A fala do ucraniano na quinta-feira havia sido classificada pelo porta-voz do Kremlin, Dmitry Peskov, como "um apelo para iniciar mais uma guerra mundial", enquanto o ministro das Relações Exteriores da Rússia, Sergei Lavrov, disse que era a prova de que a Rússia tinha razão ao iniciar sua ofensiva na Ucrânia.
Na sexta-feira (07), o presidente dos Estados Unidos, Joe Biden, afirmou que a ameaça russa de usar armas nucleares colocou o mundo mais perto do "Armagedom" do que em qualquer outro momento desde a crise dos mísseis de Cuba, durante a Guerra Fria.
Nas últimas semanas, fortalecido por armas sofisticadas fornecidas por países ocidentais, o exército ucraniano recapturou grandes áreas no leste e no sul do país, em uma bem-sucedida contraofensiva que fez tropas russas abandonarem posições conquistadas há algum tempo.
No que Kiev considera uma reação de Moscou às derrotas, o presidente russo Vladimir Putin incorporou então quatro regiões parcialmente ocupadas da Ucrânia.

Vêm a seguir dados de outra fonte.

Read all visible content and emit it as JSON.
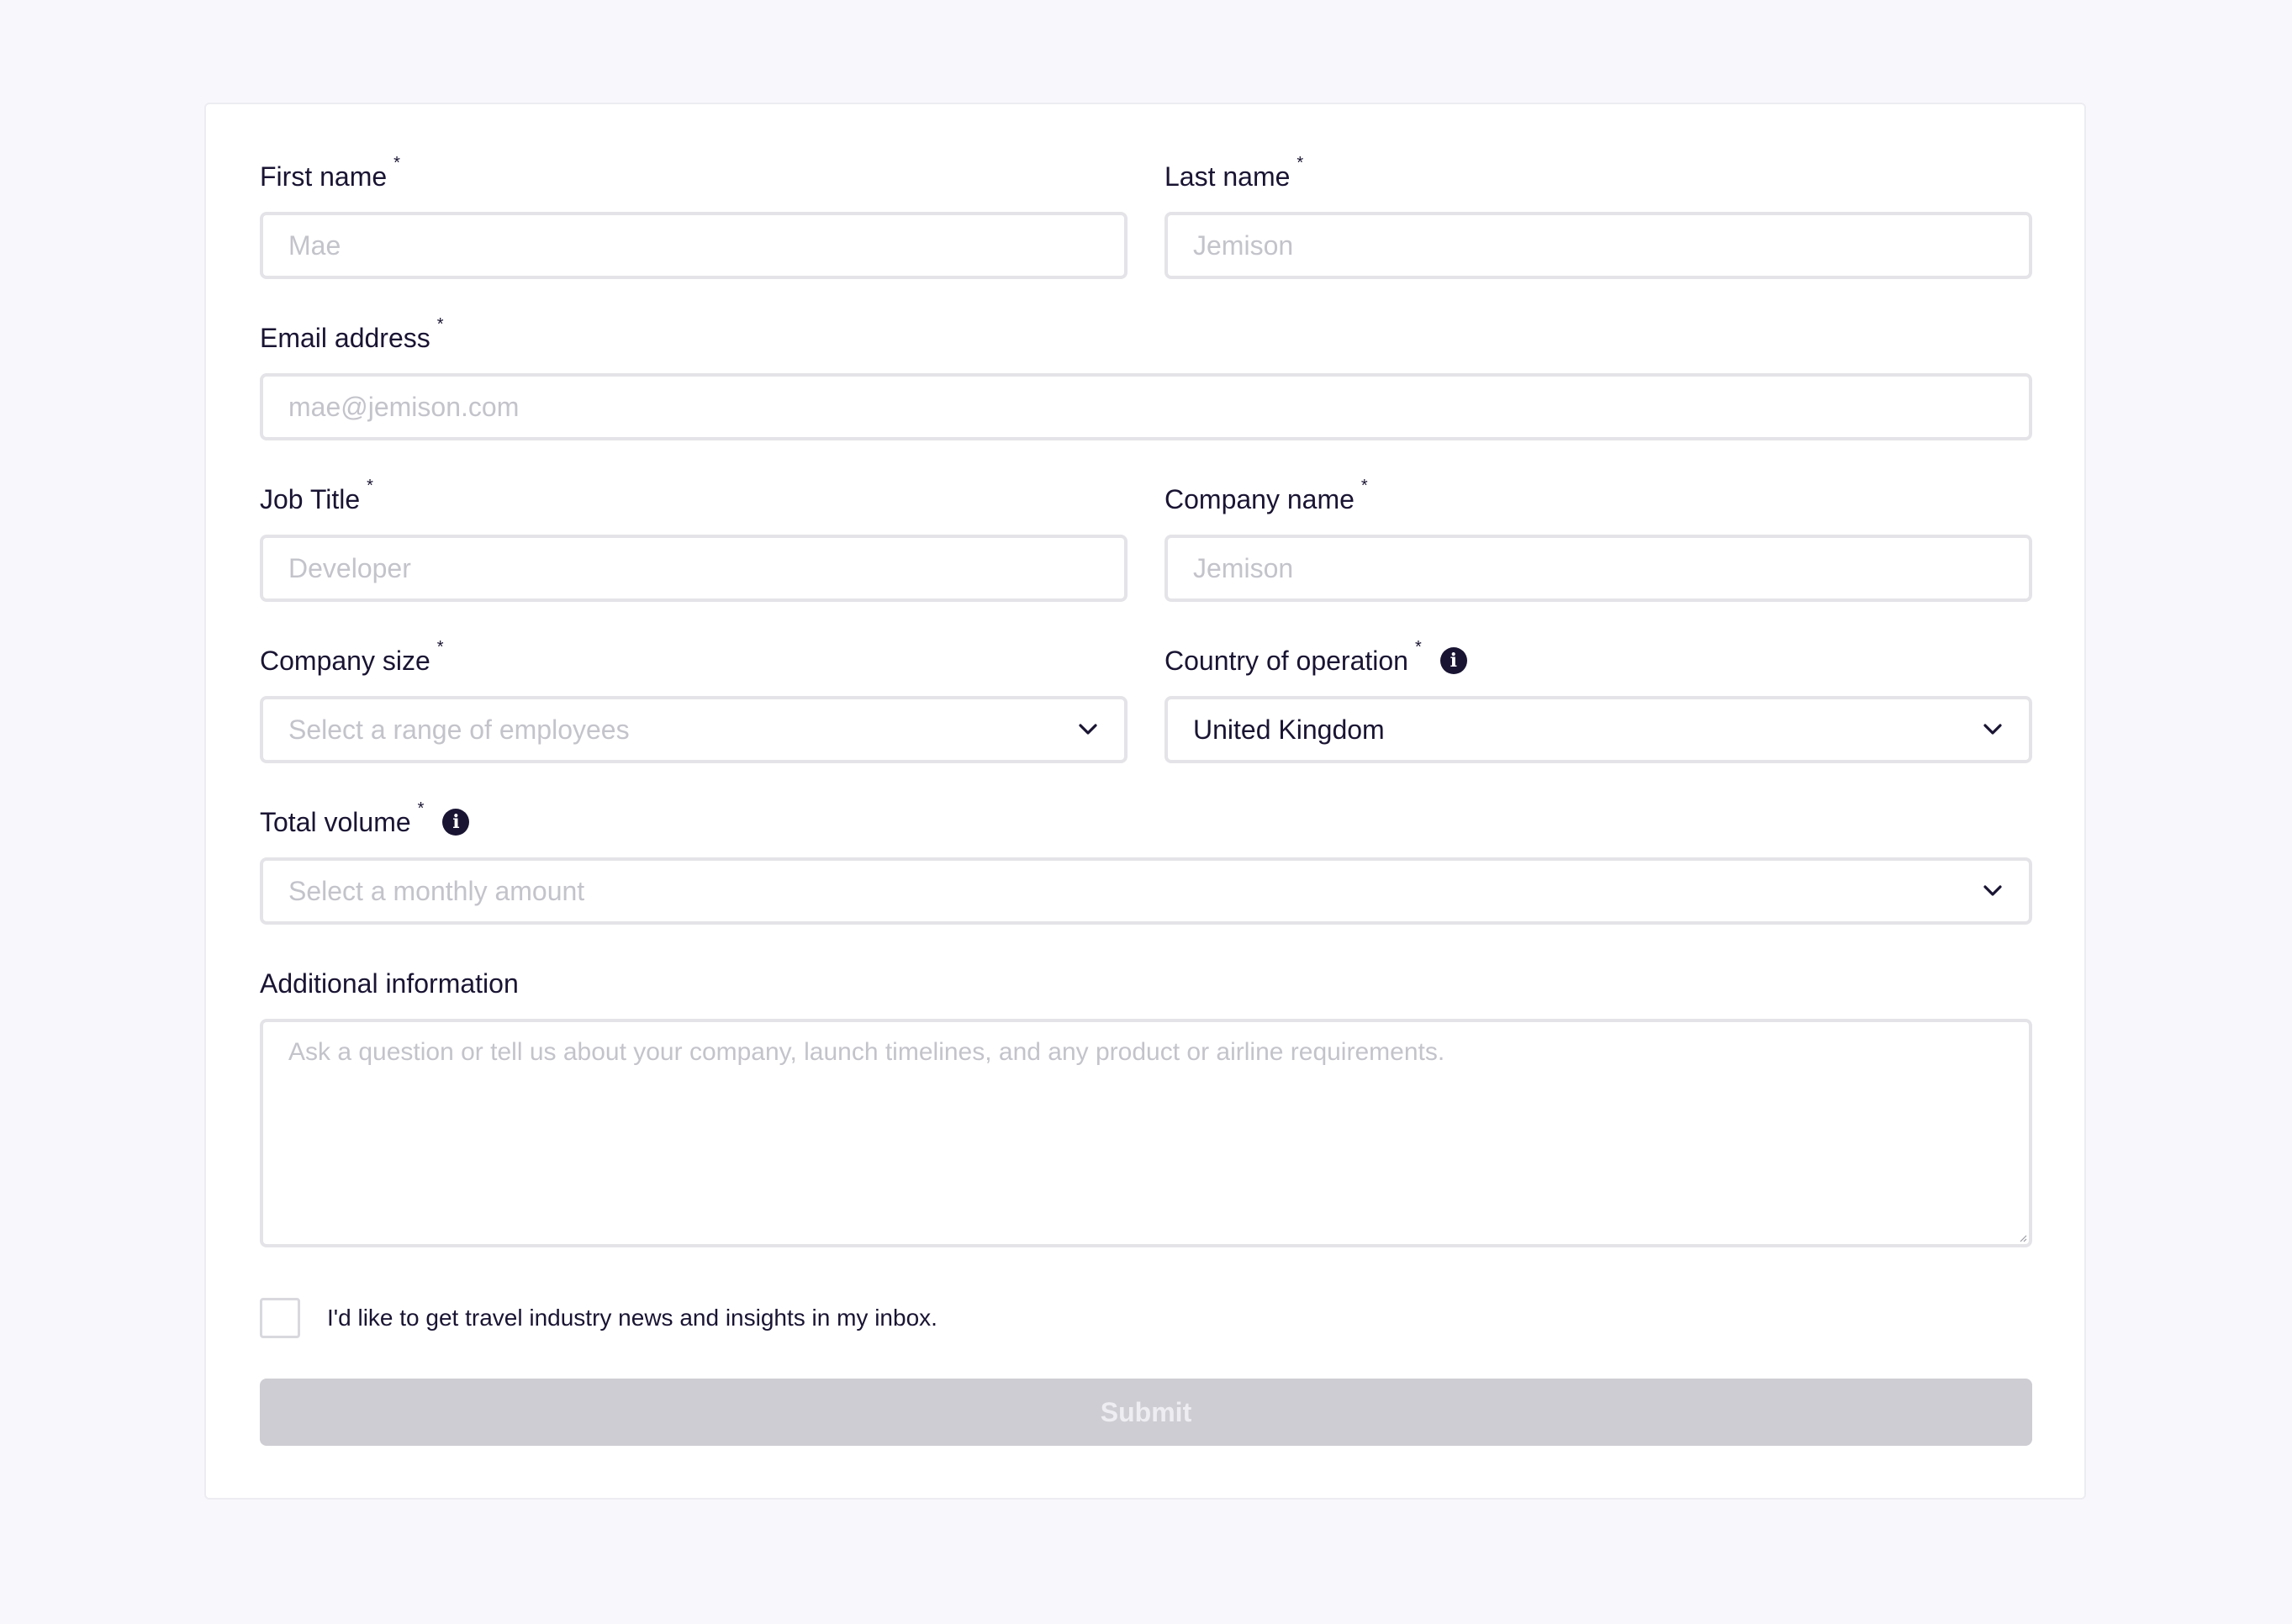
{
  "form": {
    "first_name": {
      "label": "First name",
      "required": "*",
      "placeholder": "Mae"
    },
    "last_name": {
      "label": "Last name",
      "required": "*",
      "placeholder": "Jemison"
    },
    "email": {
      "label": "Email address",
      "required": "*",
      "placeholder": "mae@jemison.com"
    },
    "job_title": {
      "label": "Job Title",
      "required": "*",
      "placeholder": "Developer"
    },
    "company_name": {
      "label": "Company name",
      "required": "*",
      "placeholder": "Jemison"
    },
    "company_size": {
      "label": "Company size",
      "required": "*",
      "placeholder": "Select a range of employees"
    },
    "country": {
      "label": "Country of operation",
      "required": "*",
      "info_icon": "i",
      "value": "United Kingdom"
    },
    "total_volume": {
      "label": "Total volume",
      "required": "*",
      "info_icon": "i",
      "placeholder": "Select a monthly amount"
    },
    "additional_info": {
      "label": "Additional information",
      "placeholder": "Ask a question or tell us about your company, launch timelines, and any product or airline requirements."
    },
    "newsletter": {
      "label": "I'd like to get travel industry news and insights in my inbox.",
      "checked": false
    },
    "submit_label": "Submit"
  },
  "colors": {
    "page_background": "#f8f8fc",
    "card_background": "#ffffff",
    "text": "#1a1433",
    "placeholder": "#c3c3cb",
    "input_border": "#e4e4e8",
    "submit_disabled": "#cdcdd3"
  },
  "icons": {
    "info": "info-icon",
    "chevron": "chevron-down-icon",
    "checkbox": "checkbox-icon"
  }
}
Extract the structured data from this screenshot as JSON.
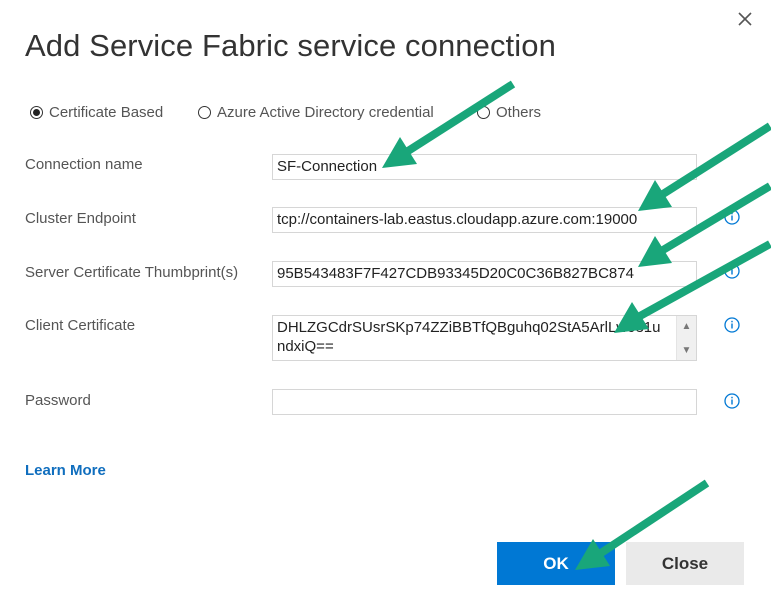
{
  "dialog": {
    "title": "Add Service Fabric service connection",
    "close_icon": "close-icon"
  },
  "auth_type": {
    "options": [
      {
        "label": "Certificate Based",
        "checked": true
      },
      {
        "label": "Azure Active Directory credential",
        "checked": false
      },
      {
        "label": "Others",
        "checked": false
      }
    ]
  },
  "form": {
    "connection_name": {
      "label": "Connection name",
      "value": "SF-Connection"
    },
    "cluster_endpoint": {
      "label": "Cluster Endpoint",
      "value": "tcp://containers-lab.eastus.cloudapp.azure.com:19000"
    },
    "server_thumbprint": {
      "label": "Server Certificate Thumbprint(s)",
      "value": "95B543483F7F427CDB93345D20C0C36B827BC874"
    },
    "client_certificate": {
      "label": "Client Certificate",
      "value": "DHLZGCdrSUsrSKp74ZZiBBTfQBguhq02StA5ArlLw031undxiQ=="
    },
    "password": {
      "label": "Password",
      "value": ""
    }
  },
  "learn_more": "Learn More",
  "buttons": {
    "ok": "OK",
    "close": "Close"
  },
  "colors": {
    "accent": "#0078d4",
    "link": "#106ebe",
    "annotation_arrow": "#19a67a"
  },
  "icons": {
    "info": "info-icon",
    "close": "close-icon"
  }
}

Essas anexações, consideradas ilegais, levantaram temores de uma possível escalada na guerra, que já dura sete meses. O presidente Putin e funcionários do alto escalão russo sugeriram que armas nucleares — possivelmente armas menores, de uso tático — poderiam ser empregadas para defender essas áreas, embora autoridades ocidentais digam que não há evidências de que Moscou esteja preparada para fazê-lo.
Falando em inglês no seu escritório presidencial em Kiev, o presidente Zelensky disse à BBC: "Eles começam a preparar sua sociedade. Isso é muito perigoso."
"Eles não estão prontos para fazer isso, para usá-las (as armas nucleares). Mas eles começam a se comunicar. Eles não sabem se vão usar ou não. Mas já acho perigoso falar sobre isso."
Então, em ucraniano, ele disse por meio de um tradutor: "O que vemos é que aqueles que estão no poder na Rússia gostam da vida e, portanto, acho que o risco de usar armas nucleares não é tão definitivo como dizem alguns especialistas, porque eles (aqueles no poder) entendem que não há como reverter as coisas depois de usá-las (as armas). Não apenas quanto à história de seu país, mas quanto às suas próprias personalidades."
Zelensky disse que ações preventivas são necessárias agora, pois as ameaças da Rússia são um "risco para todo o planeta". Moscou, segundo ele, "já deu um passo" ao ocupar a usina nuclear de Zaporizhzhia — a maior usina nuclear da Europa que Putin está tentando transformar em posse russa.
Cerca de 500 soldados russos estavam na área da usina, disse ele, embora uma equipe ucraniana ainda a opere.
"O mundo pode parar urgentemente as ações dos ocupantes russos", disse Zelensky. "O mundo pode implementar um pacote de sanções nesses casos e fazer de tudo para que eles deixem a usina nuclear."
Os reveses recentes da ofensiva russa na Ucrânia, um grande constrangimento para o presidente Putin, provocaram críticas incomuns aos militares no país.
Em meio às perdas, o presidente Putin anunciou a mobilização de centenas de milhares de reservistas, o que levou a raros protestos contra a guerra na Rússia e a um enorme êxodo de homens em idade de serviço militar.
Zelensky exortou os russos a "lutarem por seu corpo, direitos e alma".
"Esses garotos mobilizados agora, eles vêm sem nada. Sem armas nem blindagem. Eles estão sendo jogados aqui como carne de canhão... Se eles querem ser kebabs — tudo bem, deixe-os vir. Mas se eles são pessoas, afinal, e pensam que esta é a vida deles, eles têm que lutar."
"Tudo de que Putin tem medo não é de um ataque nuclear, ele tem medo de seu povo", disse o presidente ucraniano. "Ele tem medo de seu povo. Porque só essas pessoas são capazes de substituí-lo hoje em dia. De tirar o poder dele e dar a outra pessoa."
Questionado se o presidente Putin conseguiria sobreviver a uma eventual vitória ucraniana na guerra, Zelensky respondeu: "Eu não me importo".